Reviewing the Dental Insurance $1500 Max Platinum Plan Underwritten by Delta Dental Insurance Company. This dental insurance plan provides individual and family dental benefits. A family membership covers the applicant, spouse, and your dependent children ages 25 or younger. The dental insurance plan offers your choice of dentist and you can change your dentist anytime by notifying the company. Your savings are in place when you visit your dentist so you just show up for your dental appointment and make your co-payment – what could be easier? Dental health care and orthodontic coverage is included for dependent children.

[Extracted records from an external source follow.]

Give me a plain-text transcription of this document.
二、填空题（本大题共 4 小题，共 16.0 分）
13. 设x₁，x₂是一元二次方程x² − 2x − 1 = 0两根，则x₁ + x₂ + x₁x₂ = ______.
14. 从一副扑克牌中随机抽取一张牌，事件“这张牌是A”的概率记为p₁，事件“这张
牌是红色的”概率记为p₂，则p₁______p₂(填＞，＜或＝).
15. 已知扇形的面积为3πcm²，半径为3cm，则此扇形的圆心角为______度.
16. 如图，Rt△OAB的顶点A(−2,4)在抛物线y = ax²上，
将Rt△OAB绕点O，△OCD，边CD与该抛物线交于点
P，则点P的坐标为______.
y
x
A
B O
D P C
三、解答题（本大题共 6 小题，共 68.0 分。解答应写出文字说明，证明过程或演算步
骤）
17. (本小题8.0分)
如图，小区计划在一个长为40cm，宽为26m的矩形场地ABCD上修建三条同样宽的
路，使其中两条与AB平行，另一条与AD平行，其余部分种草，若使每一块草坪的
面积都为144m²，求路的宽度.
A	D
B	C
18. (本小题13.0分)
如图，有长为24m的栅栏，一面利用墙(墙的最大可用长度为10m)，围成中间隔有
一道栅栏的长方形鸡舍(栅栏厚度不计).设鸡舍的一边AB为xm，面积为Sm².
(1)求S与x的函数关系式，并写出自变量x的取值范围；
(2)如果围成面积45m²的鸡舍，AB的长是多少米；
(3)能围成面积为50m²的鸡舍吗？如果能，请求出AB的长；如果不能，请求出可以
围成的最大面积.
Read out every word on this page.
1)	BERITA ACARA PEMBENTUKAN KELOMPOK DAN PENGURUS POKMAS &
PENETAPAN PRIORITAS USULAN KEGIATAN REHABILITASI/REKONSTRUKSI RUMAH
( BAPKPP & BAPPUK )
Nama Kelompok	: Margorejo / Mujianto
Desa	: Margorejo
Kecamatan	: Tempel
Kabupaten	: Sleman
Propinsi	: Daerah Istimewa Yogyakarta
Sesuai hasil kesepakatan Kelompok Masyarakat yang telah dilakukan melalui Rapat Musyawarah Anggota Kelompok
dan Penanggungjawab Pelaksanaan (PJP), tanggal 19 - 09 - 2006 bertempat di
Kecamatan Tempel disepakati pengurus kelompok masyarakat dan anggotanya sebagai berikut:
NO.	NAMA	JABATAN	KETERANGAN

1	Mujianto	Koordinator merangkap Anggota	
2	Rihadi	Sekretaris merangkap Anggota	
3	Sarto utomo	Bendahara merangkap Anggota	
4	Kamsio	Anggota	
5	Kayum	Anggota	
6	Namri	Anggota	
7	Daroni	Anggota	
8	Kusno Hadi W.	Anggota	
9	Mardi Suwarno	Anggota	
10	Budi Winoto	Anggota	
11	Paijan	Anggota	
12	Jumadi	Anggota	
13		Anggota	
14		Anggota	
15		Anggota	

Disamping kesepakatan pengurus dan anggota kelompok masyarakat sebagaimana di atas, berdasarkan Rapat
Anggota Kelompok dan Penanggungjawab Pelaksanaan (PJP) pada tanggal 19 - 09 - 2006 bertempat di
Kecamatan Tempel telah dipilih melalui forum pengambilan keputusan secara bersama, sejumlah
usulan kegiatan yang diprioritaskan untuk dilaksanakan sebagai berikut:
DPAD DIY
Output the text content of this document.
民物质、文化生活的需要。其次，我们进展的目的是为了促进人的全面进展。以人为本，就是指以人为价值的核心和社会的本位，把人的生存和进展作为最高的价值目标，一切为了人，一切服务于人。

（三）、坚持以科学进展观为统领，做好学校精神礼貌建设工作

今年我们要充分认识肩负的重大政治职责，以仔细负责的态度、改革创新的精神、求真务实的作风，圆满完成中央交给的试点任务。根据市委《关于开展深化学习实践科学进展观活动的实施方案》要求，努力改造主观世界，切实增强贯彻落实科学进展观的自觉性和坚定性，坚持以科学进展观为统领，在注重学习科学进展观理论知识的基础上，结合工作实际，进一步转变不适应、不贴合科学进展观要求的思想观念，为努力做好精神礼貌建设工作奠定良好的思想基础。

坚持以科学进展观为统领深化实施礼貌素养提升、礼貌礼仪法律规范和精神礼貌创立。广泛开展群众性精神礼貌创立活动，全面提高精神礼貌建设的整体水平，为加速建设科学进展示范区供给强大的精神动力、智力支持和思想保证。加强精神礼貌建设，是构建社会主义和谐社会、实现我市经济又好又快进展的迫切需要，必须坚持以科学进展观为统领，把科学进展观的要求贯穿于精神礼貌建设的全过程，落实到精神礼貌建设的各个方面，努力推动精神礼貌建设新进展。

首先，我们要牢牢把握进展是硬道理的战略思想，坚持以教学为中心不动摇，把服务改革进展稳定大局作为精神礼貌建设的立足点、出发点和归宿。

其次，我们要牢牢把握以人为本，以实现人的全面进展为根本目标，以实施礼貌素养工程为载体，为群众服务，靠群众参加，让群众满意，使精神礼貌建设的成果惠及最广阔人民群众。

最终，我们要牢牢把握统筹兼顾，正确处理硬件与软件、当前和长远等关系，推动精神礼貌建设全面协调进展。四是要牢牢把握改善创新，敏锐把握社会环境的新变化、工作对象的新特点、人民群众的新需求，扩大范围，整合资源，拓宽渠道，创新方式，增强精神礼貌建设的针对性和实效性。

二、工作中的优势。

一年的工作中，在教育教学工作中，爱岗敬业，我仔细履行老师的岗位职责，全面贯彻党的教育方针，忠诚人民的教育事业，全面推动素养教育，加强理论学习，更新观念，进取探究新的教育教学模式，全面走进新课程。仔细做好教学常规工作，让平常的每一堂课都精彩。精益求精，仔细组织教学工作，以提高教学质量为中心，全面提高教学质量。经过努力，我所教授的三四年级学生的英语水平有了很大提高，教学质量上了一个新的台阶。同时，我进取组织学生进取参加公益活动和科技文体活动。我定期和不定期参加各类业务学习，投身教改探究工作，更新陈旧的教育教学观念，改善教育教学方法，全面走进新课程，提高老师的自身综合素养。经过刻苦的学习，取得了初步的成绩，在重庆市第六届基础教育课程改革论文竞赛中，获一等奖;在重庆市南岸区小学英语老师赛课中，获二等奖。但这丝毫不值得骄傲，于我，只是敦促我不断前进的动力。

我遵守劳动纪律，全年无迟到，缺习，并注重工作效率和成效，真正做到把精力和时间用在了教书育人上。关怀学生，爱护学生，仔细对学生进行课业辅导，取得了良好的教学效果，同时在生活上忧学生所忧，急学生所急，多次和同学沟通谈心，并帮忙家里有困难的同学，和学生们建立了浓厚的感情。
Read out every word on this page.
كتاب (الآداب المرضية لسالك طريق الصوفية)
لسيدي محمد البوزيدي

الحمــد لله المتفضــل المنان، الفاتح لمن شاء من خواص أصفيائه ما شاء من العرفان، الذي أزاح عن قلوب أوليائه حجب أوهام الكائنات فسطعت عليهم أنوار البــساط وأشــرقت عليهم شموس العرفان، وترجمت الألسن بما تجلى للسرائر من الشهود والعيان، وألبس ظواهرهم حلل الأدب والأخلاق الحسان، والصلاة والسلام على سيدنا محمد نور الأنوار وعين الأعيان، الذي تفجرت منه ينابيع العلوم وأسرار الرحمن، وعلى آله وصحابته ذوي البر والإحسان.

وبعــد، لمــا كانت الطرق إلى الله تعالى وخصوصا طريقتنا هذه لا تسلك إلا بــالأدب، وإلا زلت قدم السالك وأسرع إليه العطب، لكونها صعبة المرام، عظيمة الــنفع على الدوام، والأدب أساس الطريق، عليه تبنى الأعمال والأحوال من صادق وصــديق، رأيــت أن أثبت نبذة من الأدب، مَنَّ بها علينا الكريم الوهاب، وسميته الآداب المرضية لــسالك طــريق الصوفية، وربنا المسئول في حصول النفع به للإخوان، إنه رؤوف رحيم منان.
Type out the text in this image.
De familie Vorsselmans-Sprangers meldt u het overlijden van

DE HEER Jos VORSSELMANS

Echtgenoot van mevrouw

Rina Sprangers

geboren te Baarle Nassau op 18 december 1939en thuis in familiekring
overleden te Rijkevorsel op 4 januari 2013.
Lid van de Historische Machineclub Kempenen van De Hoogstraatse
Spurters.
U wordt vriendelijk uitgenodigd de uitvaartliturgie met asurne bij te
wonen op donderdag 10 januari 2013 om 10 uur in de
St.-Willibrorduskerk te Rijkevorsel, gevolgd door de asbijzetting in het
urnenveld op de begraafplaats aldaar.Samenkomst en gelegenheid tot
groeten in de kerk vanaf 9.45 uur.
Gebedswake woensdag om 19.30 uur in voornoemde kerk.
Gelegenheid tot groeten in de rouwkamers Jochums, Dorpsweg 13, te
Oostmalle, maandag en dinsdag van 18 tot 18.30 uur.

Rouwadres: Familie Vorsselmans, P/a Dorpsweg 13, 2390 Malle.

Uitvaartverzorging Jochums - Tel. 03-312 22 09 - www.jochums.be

There is no waiting period for your preventive services to start. Please review the dental benefit co-payments below and see how easy it is for you or your entire family to enjoy these quality dental services. Just a reminder your online request must be processed on or before the 20th of the month prior to the following month’s coverage effective date.
Limitations on all Benefits – Optional Services:
Services that are more expensive than the form of treatment customarily provided under accepted dental practice standards are called “Optional Services.” Optional Services also include the use of specialized techniques instead of standard procedures. For example: a crown where a filling would restore the tooth, a precision denture where a standard denture could be used, or an inlay instead of a restoration. If you receive Optional Services, your Benefits will be based on the lower cost of the customary service or standard practice instead of the higher cost of the Optional Service. You will be responsible for the difference between the higher cost of the Optional Service and the lower cost of the customary service or standard practice.
Exclusions – The Insurance Company does not pay Benefits for:
1.Services for injuries or conditions which are compensable under workers’ compensation or employers’ liability laws; services which are provided to the Enrollee by any federal or state government agency or are provided without cost to the Enrollee by any municipality, county or other political subdivision except as such exclusion may be prohibited by law.
2.Services with respect to congenital (hereditary) or developmental (following birth) malformations or cosmetic surgery or dentistry for purely cosmetic reasons, including but not limited to cleft palate, maxillary and mandibular (upper and lower jaw) malformations, enamel hypoplasia (lack of development), fluorosis (a type of discoloration) of the teeth, and andontia (congenitally missing teeth), except those services provided to newborn children for congenital defect or birth abnormalities or services that may be provided under Orthodontic Benefits.
3.Services for restoring tooth structure lost from wear, erosion, or abrasion, for rebuilding or maintaining chewing surfaces due to teeth out of alignment or occlusion, or for stabilizing the teeth. Such services include, but are not limited to: equilibration, periodontal splinting, occlusal adjustment.
4.Any single procedure started prior to the date the person became covered for such services under this program.
5.Prescribed drugs, medication or analgesia
7.Charges by any hospital or other surgical or treatment facility and any additional fees charged by the Dentist for treatment in any such facility.
8.Charges for anesthesia, other than by a licensed Dentist for administering general anesthesia in connection with covered oral surgery services.
9.Extra oral grafts (grafting of tissues from outside the mouth to oral tissues).
10.Services with respect to any disturbance of the temporomandibular joint (jaw joint).
11.Services performed by any person other than a Dentist or auxiliary personnel legally authorized to perform services under the direct supervision of a Dentist.
12.Replacement of teeth extracted prior to the member’s effective date are not covered benefits.
13.Replacement of an Crown, Jacket, Cast Restoration, Bridge or Denture that the patient received in the previous five (5) years.